Just like adding a pinch of salt to dessert recipes makes them even sweeter and more delicious, the addition of pepper in this cookie really makes the chocolate even more chocolaty. The cookies aren’t really spicy, but you can definitely tell something strange and wonderful is happening.
- ½ cup dried currants
- 2 tablespoons coffee flavored liqueur (such as Kahlua®)
- 4 ounces unsweetened chocolate
- 2 ounces bittersweet chocolate
- 3 tablespoons unsalted butter
- ½ cup all-purpose flour
- ½ teaspoon freshly ground black pepper
- ¼ teaspoon baking powder
- ¼ teaspoon salt
- ⅛ teaspoon ground cinnamon
- ⅛ teaspoon cayenne pepper
- ¾ cup sugar
- 2 medium (blank)s eggs
- 2 teaspoons vanilla extract
- 1 cup dark chocolate chips
- Preheat oven to 350 degrees F (175 degrees C).
- Line two baking sheets with parchment paper or silicone baking mats.
- Heat currants and coffee liqueur in a saucepan over low heat until it begins to simmer, about 2 minutes. Remove from heat and set aside.
- Combine unsweetened chocolate, bittersweet chocolate, and butter in bowl. Place bowl on top of a saucepan filled with 1-inch of water set over low heat. Stir chocolate mixture occasionally until melted, about 5 minutes.
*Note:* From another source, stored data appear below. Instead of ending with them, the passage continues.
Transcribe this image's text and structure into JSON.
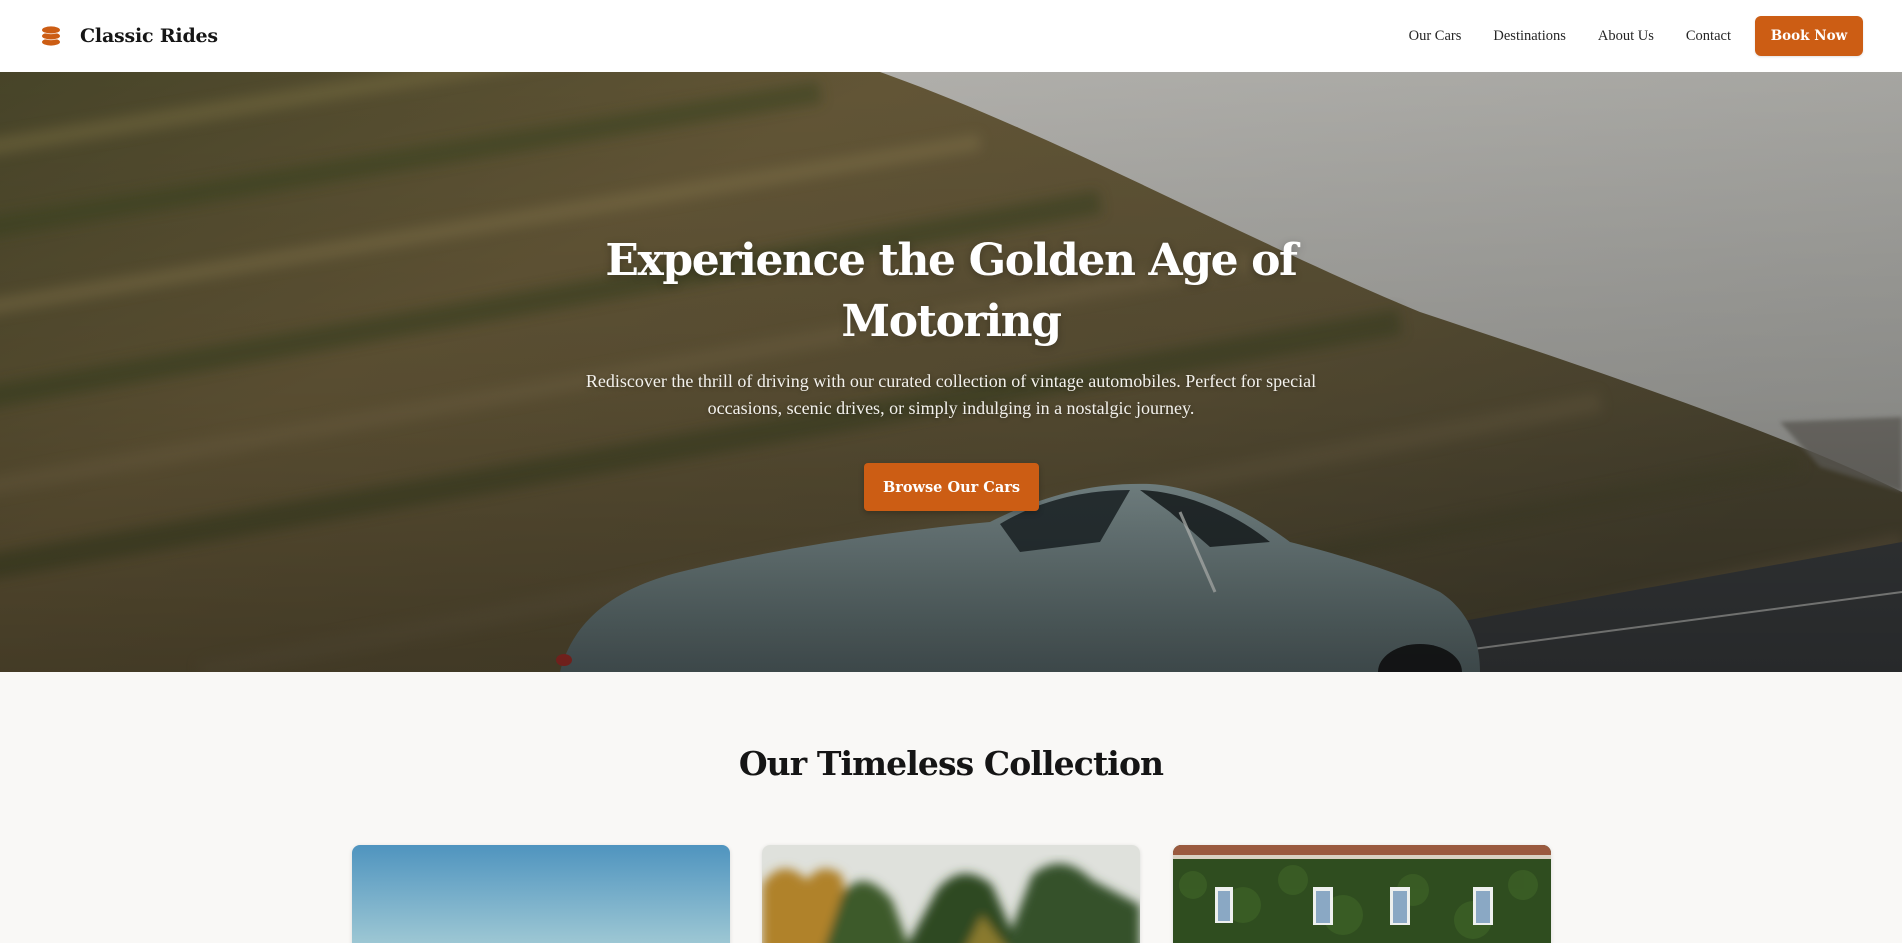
{
  "brand": {
    "name": "Classic Rides",
    "icon": "stacked-layers-icon",
    "accent_color": "#cc5d14"
  },
  "nav": {
    "links": [
      {
        "label": "Our Cars"
      },
      {
        "label": "Destinations"
      },
      {
        "label": "About Us"
      },
      {
        "label": "Contact"
      }
    ],
    "cta_label": "Book Now"
  },
  "hero": {
    "title": "Experience the Golden Age of Motoring",
    "subtitle": "Rediscover the thrill of driving with our curated collection of vintage automobiles. Perfect for special occasions, scenic drives, or simply indulging in a nostalgic journey.",
    "cta_label": "Browse Our Cars",
    "image": "vintage-sports-car-on-hillside-road-photo"
  },
  "collection": {
    "title": "Our Timeless Collection",
    "cards": [
      {
        "image": "blue-sky-photo"
      },
      {
        "image": "blurred-trees-photo"
      },
      {
        "image": "ivy-covered-villa-photo"
      }
    ]
  }
}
Remove from heat and set aside.
- Mix flour, black pepper, baking powder, salt, cinnamon, and cayenne pepper in large bowl and set aside.
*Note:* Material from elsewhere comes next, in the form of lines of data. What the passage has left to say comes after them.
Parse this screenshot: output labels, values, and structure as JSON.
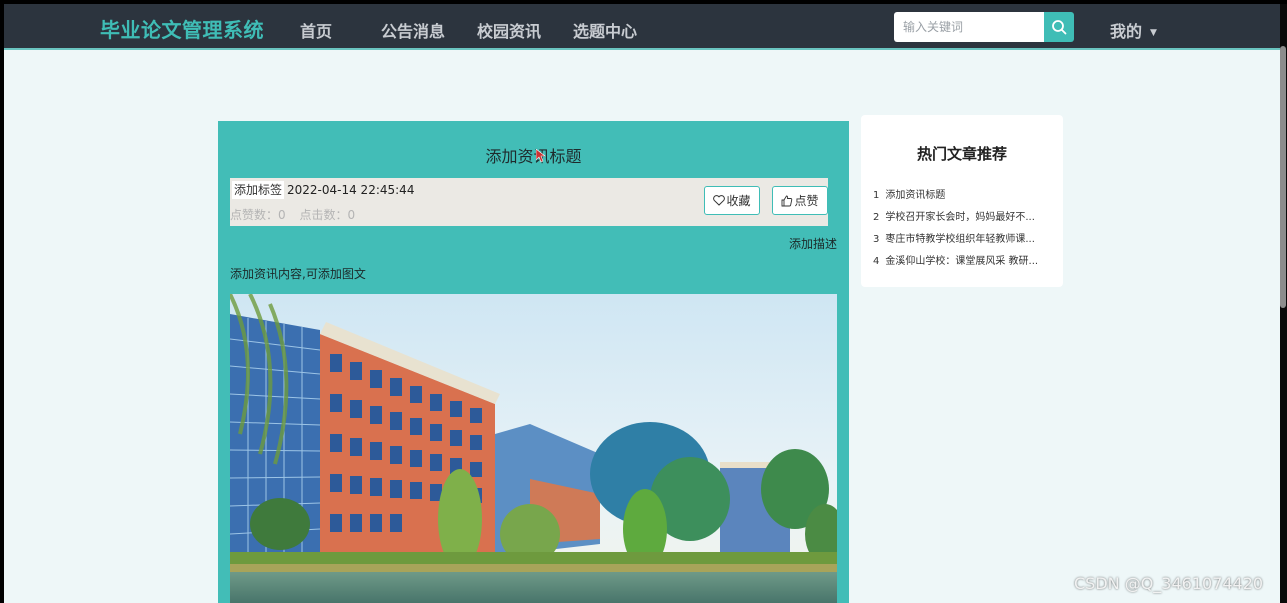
{
  "navbar": {
    "brand": "毕业论文管理系统",
    "items": [
      {
        "label": "首页"
      },
      {
        "label": "公告消息"
      },
      {
        "label": "校园资讯"
      },
      {
        "label": "选题中心"
      }
    ],
    "search_placeholder": "输入关键词",
    "user_menu": "我的",
    "accent_color": "#3fbdb6"
  },
  "article": {
    "title": "添加资讯标题",
    "tag": "添加标签",
    "date": "2022-04-14 22:45:44",
    "likes_label": "点赞数：0",
    "clicks_label": "点击数：0",
    "favorite_label": "收藏",
    "like_label": "点赞",
    "description": "添加描述",
    "content": "添加资讯内容,可添加图文",
    "image_icon": "campus-building-photo"
  },
  "sidebar": {
    "title": "热门文章推荐",
    "items": [
      {
        "num": "1",
        "text": "添加资讯标题"
      },
      {
        "num": "2",
        "text": "学校召开家长会时，妈妈最好不..."
      },
      {
        "num": "3",
        "text": "枣庄市特教学校组织年轻教师课..."
      },
      {
        "num": "4",
        "text": "金溪仰山学校：课堂展风采 教研..."
      }
    ]
  },
  "watermark": "CSDN @Q_3461074420"
}
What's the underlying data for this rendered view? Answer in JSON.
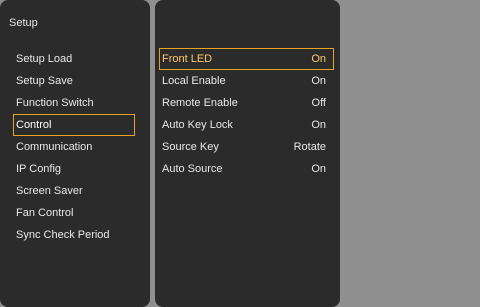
{
  "left_panel": {
    "title": "Setup",
    "items": [
      {
        "label": "Setup Load",
        "selected": false
      },
      {
        "label": "Setup Save",
        "selected": false
      },
      {
        "label": "Function Switch",
        "selected": false
      },
      {
        "label": "Control",
        "selected": true
      },
      {
        "label": "Communication",
        "selected": false
      },
      {
        "label": "IP Config",
        "selected": false
      },
      {
        "label": "Screen Saver",
        "selected": false
      },
      {
        "label": "Fan Control",
        "selected": false
      },
      {
        "label": "Sync Check Period",
        "selected": false
      }
    ]
  },
  "right_panel": {
    "options": [
      {
        "label": "Front LED",
        "value": "On",
        "selected": true
      },
      {
        "label": "Local Enable",
        "value": "On",
        "selected": false
      },
      {
        "label": "Remote Enable",
        "value": "Off",
        "selected": false
      },
      {
        "label": "Auto Key Lock",
        "value": "On",
        "selected": false
      },
      {
        "label": "Source Key",
        "value": "Rotate",
        "selected": false
      },
      {
        "label": "Auto Source",
        "value": "On",
        "selected": false
      }
    ]
  },
  "colors": {
    "background": "#8f8f8f",
    "panel": "#2b2b2b",
    "highlight_border": "#e8a324",
    "highlight_text": "#ffcb66",
    "text": "#e8e8e8"
  }
}
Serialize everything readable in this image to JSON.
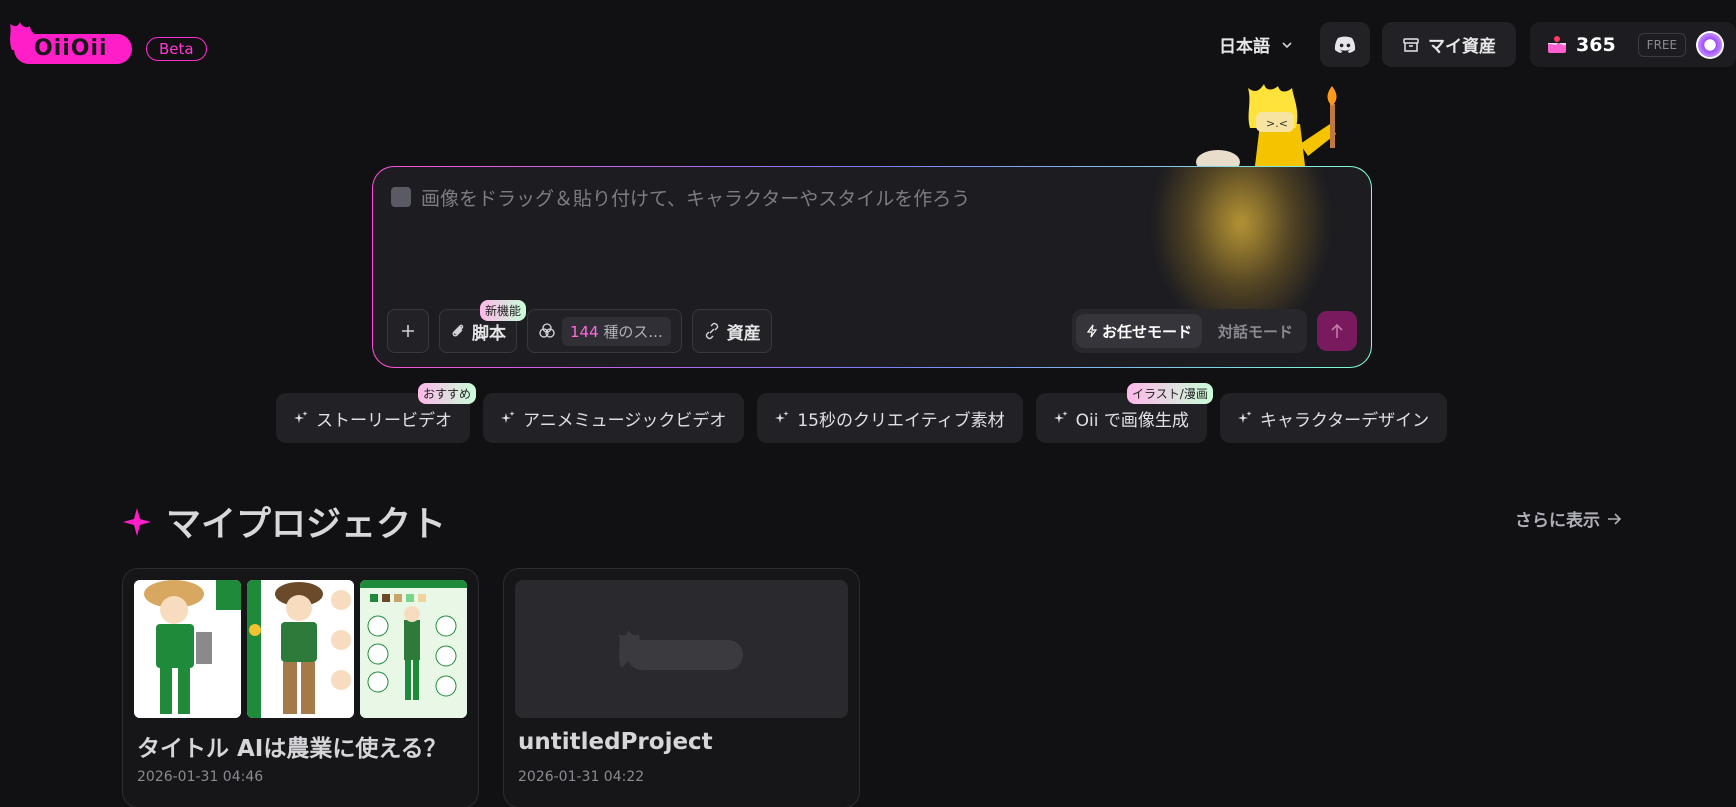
{
  "header": {
    "logo_text": "OiiOii",
    "beta_label": "Beta",
    "language": "日本語",
    "assets_label": "マイ資産",
    "credits": "365",
    "plan": "FREE"
  },
  "prompt": {
    "placeholder": "画像をドラッグ＆貼り付けて、キャラクターやスタイルを作ろう",
    "script_label": "脚本",
    "script_badge": "新機能",
    "style_count": "144",
    "style_suffix": " 種のス...",
    "assets_label": "資産",
    "mode_auto": "お任せモード",
    "mode_chat": "対話モード"
  },
  "suggestions": [
    {
      "label": "ストーリービデオ",
      "badge": "おすすめ"
    },
    {
      "label": "アニメミュージックビデオ",
      "badge": ""
    },
    {
      "label": "15秒のクリエイティブ素材",
      "badge": ""
    },
    {
      "label": "Oii で画像生成",
      "badge": "イラスト/漫画"
    },
    {
      "label": "キャラクターデザイン",
      "badge": ""
    }
  ],
  "projects": {
    "title": "マイプロジェクト",
    "more_label": "さらに表示",
    "items": [
      {
        "title": "タイトル AIは農業に使える？",
        "date": "2026-01-31 04:46"
      },
      {
        "title": "untitledProject",
        "date": "2026-01-31 04:22"
      }
    ]
  },
  "colors": {
    "brand": "#ff1ec8",
    "background": "#111114",
    "send": "#7a1a5e"
  }
}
- Whisk sugar and eggs in a small bowl until light, fluffy, and pale yellow, about 5 minutes. Slowly whisk in vanilla and melted chocolate mixture.
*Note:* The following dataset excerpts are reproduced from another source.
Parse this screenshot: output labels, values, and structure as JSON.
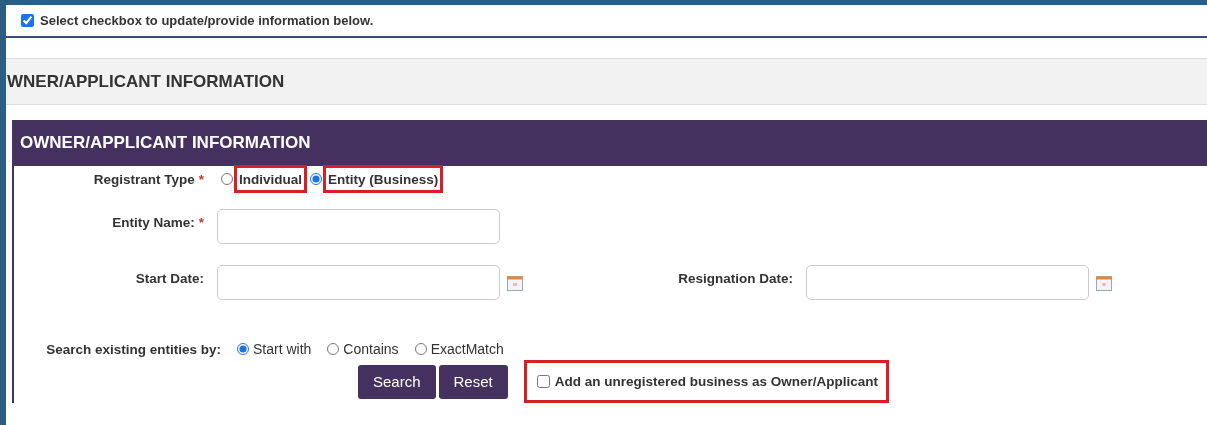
{
  "top_checkbox": {
    "label": "Select checkbox to update/provide information below.",
    "checked": true
  },
  "section_title": "WNER/APPLICANT INFORMATION",
  "panel": {
    "title": "OWNER/APPLICANT INFORMATION",
    "registrant_type": {
      "label": "Registrant Type",
      "required_mark": "*",
      "options": [
        {
          "label": "Individual",
          "selected": false,
          "highlighted": true
        },
        {
          "label": "Entity (Business)",
          "selected": true,
          "highlighted": true
        }
      ]
    },
    "entity_name": {
      "label": "Entity Name:",
      "required_mark": "*"
    },
    "start_date": {
      "label": "Start Date:"
    },
    "resignation_date": {
      "label": "Resignation Date:"
    },
    "search_by": {
      "label": "Search existing entities by:",
      "options": [
        {
          "label": "Start with",
          "selected": true
        },
        {
          "label": "Contains",
          "selected": false
        },
        {
          "label": "ExactMatch",
          "selected": false
        }
      ]
    },
    "buttons": [
      "Search",
      "Reset"
    ],
    "unregistered": {
      "label": "Add an unregistered business as Owner/Applicant",
      "checked": false,
      "highlighted": true
    }
  }
}
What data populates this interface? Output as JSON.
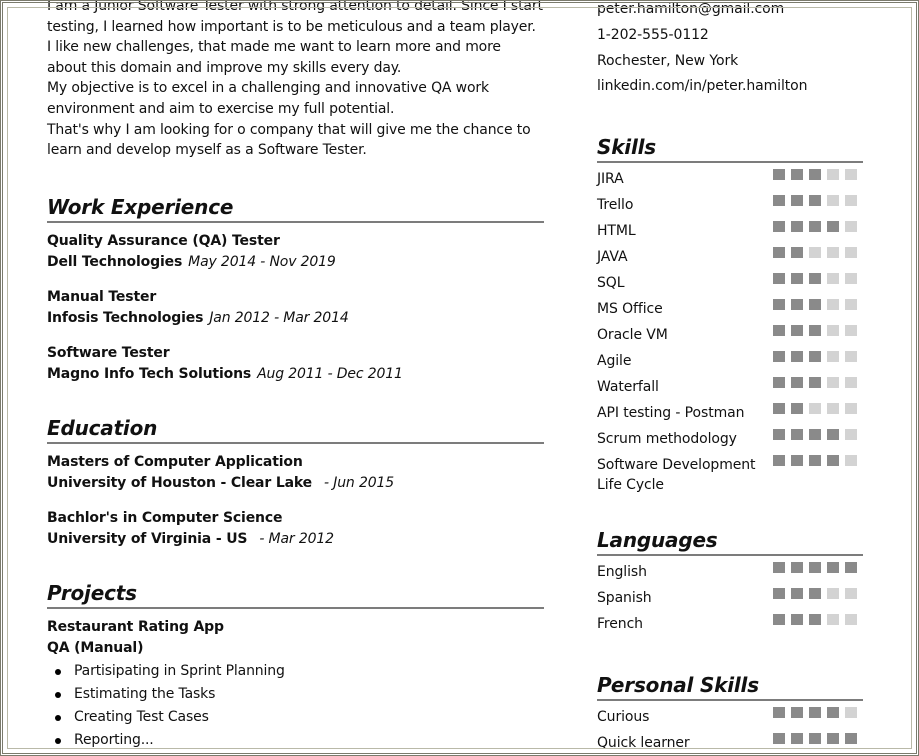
{
  "colors": {
    "filled": "#8a8a8a",
    "empty": "#d3d3d3",
    "rule": "#7c7c7c",
    "frame": "#7a7a6c"
  },
  "summary": [
    "I am a Junior Software Tester with strong attention to detail. Since I start testing, I learned how important is to be meticulous and a team player. I like new challenges, that made me want to learn more and more about this domain and improve my skills every day.",
    "My objective is to excel in a challenging and innovative QA work environment and aim to exercise my full potential.",
    "That's why I am looking for o company that will give me the chance to learn and develop myself as a Software Tester."
  ],
  "work": {
    "title": "Work Experience",
    "items": [
      {
        "role": "Quality Assurance (QA) Tester",
        "company": "Dell Technologies",
        "dates": "May 2014 - Nov 2019"
      },
      {
        "role": "Manual Tester",
        "company": "Infosis Technologies",
        "dates": "Jan 2012 - Mar 2014"
      },
      {
        "role": "Software Tester",
        "company": "Magno Info Tech Solutions",
        "dates": "Aug 2011 - Dec 2011"
      }
    ]
  },
  "education": {
    "title": "Education",
    "items": [
      {
        "degree": "Masters of Computer Application",
        "school": "University of Houston - Clear Lake",
        "dates": "- Jun 2015"
      },
      {
        "degree": "Bachlor's in Computer Science",
        "school": "University of Virginia - US",
        "dates": "- Mar 2012"
      }
    ]
  },
  "projects": {
    "title": "Projects",
    "items": [
      {
        "name": "Restaurant Rating App",
        "role": "QA (Manual)",
        "bullets": [
          "Partisipating in Sprint Planning",
          "Estimating the Tasks",
          "Creating Test Cases",
          "Reporting..."
        ]
      }
    ]
  },
  "contact": {
    "email": "peter.hamilton@gmail.com",
    "phone": "1-202-555-0112",
    "location": "Rochester, New York",
    "linkedin": "linkedin.com/in/peter.hamilton"
  },
  "skills": {
    "title": "Skills",
    "max": 5,
    "items": [
      {
        "name": "JIRA",
        "level": 3
      },
      {
        "name": "Trello",
        "level": 3
      },
      {
        "name": "HTML",
        "level": 4
      },
      {
        "name": "JAVA",
        "level": 2
      },
      {
        "name": "SQL",
        "level": 3
      },
      {
        "name": "MS Office",
        "level": 3
      },
      {
        "name": "Oracle VM",
        "level": 3
      },
      {
        "name": "Agile",
        "level": 3
      },
      {
        "name": "Waterfall",
        "level": 3
      },
      {
        "name": "API testing - Postman",
        "level": 2
      },
      {
        "name": "Scrum methodology",
        "level": 4
      },
      {
        "name": "Software Development Life Cycle",
        "level": 4
      }
    ]
  },
  "languages": {
    "title": "Languages",
    "max": 5,
    "items": [
      {
        "name": "English",
        "level": 5
      },
      {
        "name": "Spanish",
        "level": 3
      },
      {
        "name": "French",
        "level": 3
      }
    ]
  },
  "personal_skills": {
    "title": "Personal Skills",
    "max": 5,
    "items": [
      {
        "name": "Curious",
        "level": 4
      },
      {
        "name": "Quick learner",
        "level": 5
      }
    ]
  }
}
- Fold flour mixture into sugar and chocolate mixture until combined.
- Stir in dark chocolate chips and liqueur-soaked currants.
- Drop spoonfuls of cookie dough 2 inches apart onto prepared baking sheets.
- Bake in the preheated oven until cookies are almost set, about 12 minutes.
- Remove from the oven and leave on baking sheets to cool, 5 minutes.
- Transfer to cooling rack and allow to finish cooling, 5 minutes.